De manera crucial, un sistema de renta básica debe ser una fuente de seguridad básica permanente, es decir, que esté garantizado sin posibilidad de retirarlo. En ese sentido, los gobiernos deberían dejar claro que se pagaría mensualmente durante al menos la duración de la pandemia y la recesión. En términos psicológicos, esa seguridad es importante. Es una razón para no usar la expresión «dinero helicóptero». Otra es que esto transmite una imagen de billetes revoloteando cayendo en un lugar donde el más apto se hace con ellos primero.

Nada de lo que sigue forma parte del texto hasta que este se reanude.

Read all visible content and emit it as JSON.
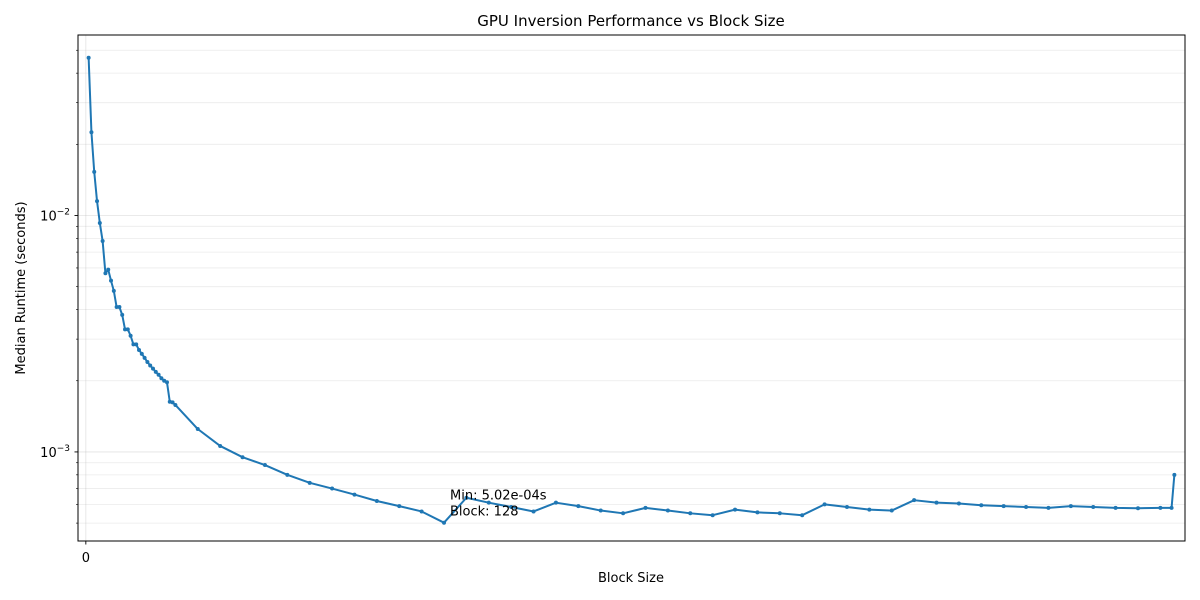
{
  "chart_data": {
    "type": "line",
    "title": "GPU Inversion Performance vs Block Size",
    "xlabel": "Block Size",
    "ylabel": "Median Runtime (seconds)",
    "yscale": "log",
    "ylim": [
      0.00042,
      0.058
    ],
    "xlim": [
      -2.8,
      392.8
    ],
    "grid": true,
    "x_ticks": [
      0
    ],
    "y_ticks": [
      {
        "value": 0.001,
        "base": "10",
        "exp": "−3"
      },
      {
        "value": 0.01,
        "base": "10",
        "exp": "−2"
      }
    ],
    "color": "#1f77b4",
    "series": [
      {
        "x": [
          1,
          2,
          3,
          4,
          5,
          6,
          7,
          8,
          9,
          10,
          11,
          12,
          13,
          14,
          15,
          16,
          17,
          18,
          19,
          20,
          21,
          22,
          23,
          24,
          25,
          26,
          27,
          28,
          29,
          30,
          31,
          32,
          40,
          48,
          56,
          64,
          72,
          80,
          88,
          96,
          104,
          112,
          120,
          128,
          136,
          144,
          152,
          160,
          168,
          176,
          184,
          192,
          200,
          208,
          216,
          224,
          232,
          240,
          248,
          256,
          264,
          272,
          280,
          288,
          296,
          304,
          312,
          320,
          328,
          336,
          344,
          352,
          360,
          368,
          376,
          384,
          388,
          389
        ],
        "y": [
          0.0465,
          0.0225,
          0.0153,
          0.0115,
          0.0093,
          0.0078,
          0.0057,
          0.0059,
          0.0053,
          0.0048,
          0.0041,
          0.0041,
          0.0038,
          0.0033,
          0.0033,
          0.0031,
          0.00285,
          0.00285,
          0.0027,
          0.0026,
          0.0025,
          0.0024,
          0.00232,
          0.00225,
          0.00218,
          0.00212,
          0.00205,
          0.002,
          0.00197,
          0.00163,
          0.00162,
          0.00158,
          0.00125,
          0.00106,
          0.00095,
          0.00088,
          0.0008,
          0.00074,
          0.0007,
          0.00066,
          0.00062,
          0.00059,
          0.00056,
          0.000502,
          0.00064,
          0.00061,
          0.000585,
          0.00056,
          0.00061,
          0.00059,
          0.000565,
          0.00055,
          0.00058,
          0.000565,
          0.00055,
          0.00054,
          0.00057,
          0.000555,
          0.00055,
          0.00054,
          0.0006,
          0.000585,
          0.00057,
          0.000565,
          0.000625,
          0.00061,
          0.000605,
          0.000595,
          0.00059,
          0.000585,
          0.00058,
          0.00059,
          0.000585,
          0.00058,
          0.000578,
          0.00058,
          0.00058,
          0.0008
        ]
      }
    ],
    "annotation": {
      "x": 128,
      "y": 0.000502,
      "line1": "Min: 5.02e-04s",
      "line2": "Block: 128"
    }
  }
}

Finalmente, un sistema de renta básica podría ser un estabilizador macro económico automático, como se suponía que eran los esquemas de bienestar tradicionales. Es decir, la cantidad podría ser ajustada por una comisión independiente de acuerdo con la profundidad de la recesión o la solidez de la recuperación económica.
Si bien una renta básica debe ser una de un conjunto de políticas correctivas, es una medida mucho más sensata desde el punto de vista económico y social que la alternativa aplicada por algunos países, a saber, proporcionar subsidios salariales sustanciales. Estos serán caóticos de administrar, ineficientes, vergonzosamente regresivos e implicarán incentivos económicos perversos. Si un empleado recibe el 75 % o el 80 % de su salario con la condición de que no trabaje, evidentemente ello desincentiva a la persona para hacer cualquier trabajo. También es analfabetismo económico. ¿Qué principio moral se cumple para que el estado regale a un trabajador con ingresos elevados un importe cinco o más veces superiores al que recibe un miembro del "precariado" con un salario bajo? Eso es lo que se está haciendo.
Al contrario que los subsidios que atrapan a las personas en lo que pueden considerarse trabajos muertos y las prestaciones dependientes de los recursos que sitúan a las personas en trampas de pobreza, la renta básica en realidad aumentaría el incentivo para aceptar cualquier trabajo que esté disponible, porque la persona simplemente pagaría el índice normal del impuesto sobre cualquier ingreso del trabajo y no se enfrentaría a una trampa de pobreza que, en la mayoría de los países, es del 80 % o más para las personas con bajos ingresos que pasan de recibir prestaciones al tipo de trabajo de bajos salarios que podrían obtener.
En resumen, la renta básica podría proporcionar la demanda de bienes y servicios básicos que la economía necesitará y ofrecer a las personas y a sus comunidades la capacidad de recuperación que todos necesitaremos. La belleza está en la cola. Será más fácil y gratificante utilizar nuestro tiempo para cuidar a los demás, a las personas queridas y a las comunidades que queramos reconstruir.
Incluso podemos encontrarnos con que, al reducir la desigualdad y la inseguridad, también nos ayudará a enfrentarnos a la amenaza existencial del calentamiento global y la descomposición ecológica. Esa es la promesa, si tenemos suficiente coraje.